In the last 50 years research really picked up because the heart lung machine was created and open heart surgeries could now be performed.  To replace a valve, the surgeons perform an open heart surgery and need a machine to oxygenate and supply blood to the body while they work.  On June 30, 1955 the first successful surgery involving the heart-lung machine was performed by Dr. Harold A. Lyons (Dennis 722).  The device was patented in 1974,US Patent

In 1960 the first aortic valve replacement was performed with a mechanical valve.  Then in 1961 a mechanical valve was used to do the first mitral valve replacement (Zilla 725).  Ball valves such as the Starr-Edwards, were the first artificial valves implanted in humans.  Mechanical valves have evolved from balls, to a single leaflet by Beal, tilting disk valves by Bjork Shiley, bi-leaflet valves by Carbomedics, and even tri-leaflets; see figure 1 (Jaron).  But all the mechanical valves still have the issue of causing clotting, damaging blood cells and disrupting the natural flow of blood.

The homograft, a tissue valve taken from one human and placed in another patient, became popular in the 1960’s.  In 1967, the Ross procedure for autografts was introduced.  This procedure took a patients pulmonary valve and used it to replace the same patients aortic valve.  Then their pulmonary valve is replaced by a valve created from their tissue (Rahimtoola par. 5).

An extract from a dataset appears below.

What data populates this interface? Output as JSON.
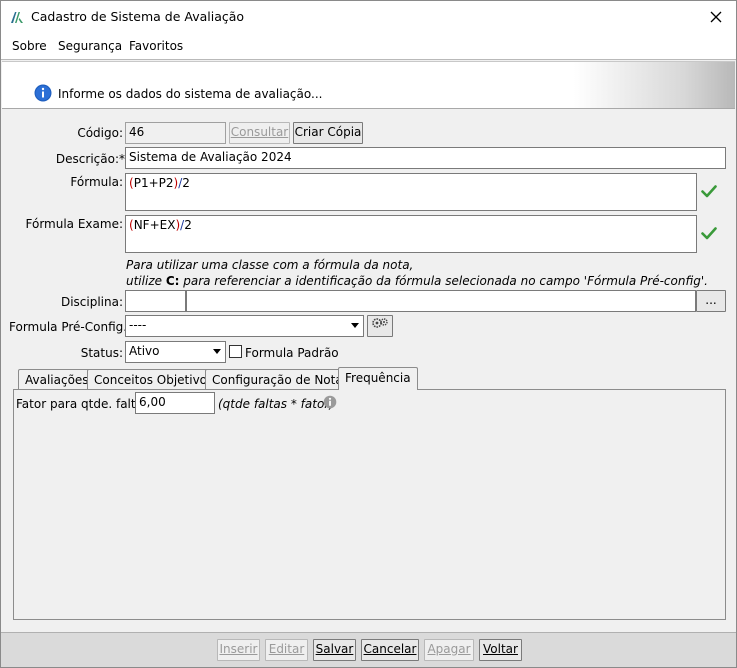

Xenografts, the use of tissue from another species, is also possible.  Robert Frater in 1961 started using autogenous pericardium to create valves or parts of valves free-hand (Zilla 725).  For xenografts to be successful it was important that they found a way to remove the antigens from the tissue so there would be no rejection.  This was done by denaturing the proteins with mercurial solutions, freeze-drying or formalin treatment.  Shortly the first xenograft aortic valve was ready and successfully implanted in 1965 (725).  The next step was taken by two laboratories separately: Robert Carpentier in Paris and Hancock and Nimni in Los Angeles.  Both experimented with glutaraldehyde as a preservative for the xenografts and the first aortic porcine valve prepared in this manor was implanted in 1969 (725).

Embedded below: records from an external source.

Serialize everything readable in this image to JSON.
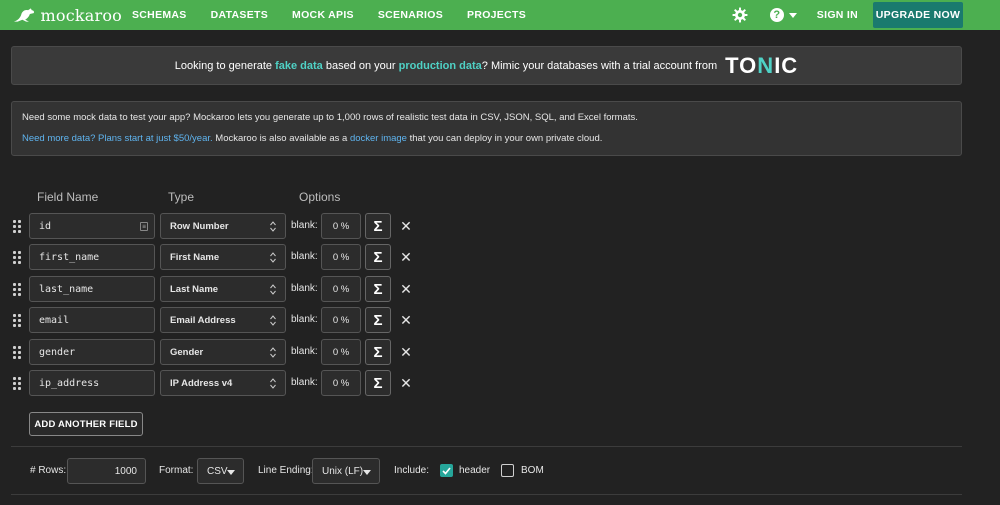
{
  "nav": {
    "brand": "mockaroo",
    "links": [
      "SCHEMAS",
      "DATASETS",
      "MOCK APIS",
      "SCENARIOS",
      "PROJECTS"
    ],
    "help_icon": "?",
    "signin": "SIGN IN",
    "upgrade": "UPGRADE NOW"
  },
  "promo": {
    "pre": "Looking to generate ",
    "hl1": "fake data",
    "mid": " based on your ",
    "hl2": "production data",
    "post": "? Mimic your databases with a trial account from",
    "logo_a": "TO",
    "logo_n": "N",
    "logo_b": "IC"
  },
  "info": {
    "line1": "Need some mock data to test your app? Mockaroo lets you generate up to 1,000 rows of realistic test data in CSV, JSON, SQL, and Excel formats.",
    "link1": "Need more data? Plans start at just $50/year.",
    "mid": " Mockaroo is also available as a ",
    "link2": "docker image",
    "post": " that you can deploy in your own private cloud."
  },
  "table": {
    "headers": {
      "field_name": "Field Name",
      "type": "Type",
      "options": "Options"
    },
    "blank_label": "blank:",
    "rows": [
      {
        "name": "id",
        "type": "Row Number",
        "blank": "0 %"
      },
      {
        "name": "first_name",
        "type": "First Name",
        "blank": "0 %"
      },
      {
        "name": "last_name",
        "type": "Last Name",
        "blank": "0 %"
      },
      {
        "name": "email",
        "type": "Email Address",
        "blank": "0 %"
      },
      {
        "name": "gender",
        "type": "Gender",
        "blank": "0 %"
      },
      {
        "name": "ip_address",
        "type": "IP Address v4",
        "blank": "0 %"
      }
    ],
    "sigma": "Σ",
    "remove": "✕",
    "add_field": "ADD ANOTHER FIELD"
  },
  "controls": {
    "rows_label": "# Rows:",
    "rows_value": "1000",
    "format_label": "Format:",
    "format_value": "CSV",
    "line_ending_label": "Line Ending:",
    "line_ending_value": "Unix (LF)",
    "include_label": "Include:",
    "header_label": "header",
    "header_checked": true,
    "bom_label": "BOM",
    "bom_checked": false
  },
  "colors": {
    "nav_bg": "#4caf50",
    "upgrade_bg": "#1a7a6e",
    "accent": "#4fd1c5",
    "link": "#5fb4ef"
  }
}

The success of the pericardial xenograft lead to an increase in usage.  Even just at the Denton Cooley’s Texas Heart Institute there were 10,000 clinical implants of Ionescu-Shiley vavles within two years (726).  But there was a design error that caused a failure in the valve.  During the 1980’s Carpentier and Edwards looked at the problem and made improvements.  But the bovine valve has had a hard time regaining credit and approval even today. 

In 1976 Hancock Porcine Valve began being used.  It is a pig valve that is preserved with glutaraldehyde sewn into a plastic ring.  It is then reinforced with a metal ring and covered with Dacron (Jaron).   This valve is no longer in use because the company went bankrupt.  Then in 1980 the Carpentier-Edwards stented pericardial and porcine valves were created.  The valve tissue is sewn onto a metal mesh stent and formed into the tri-leaflet valve shape.  Then the tissue is covered with Dacron to ensure correct suturing to heart.  Stentless valves are an improvement on these valves and are sometimes preferred since they present less of a blockage to the blood flow, but are harder to implant correctly. These valves were very successful and are the most popular biological valves in use today.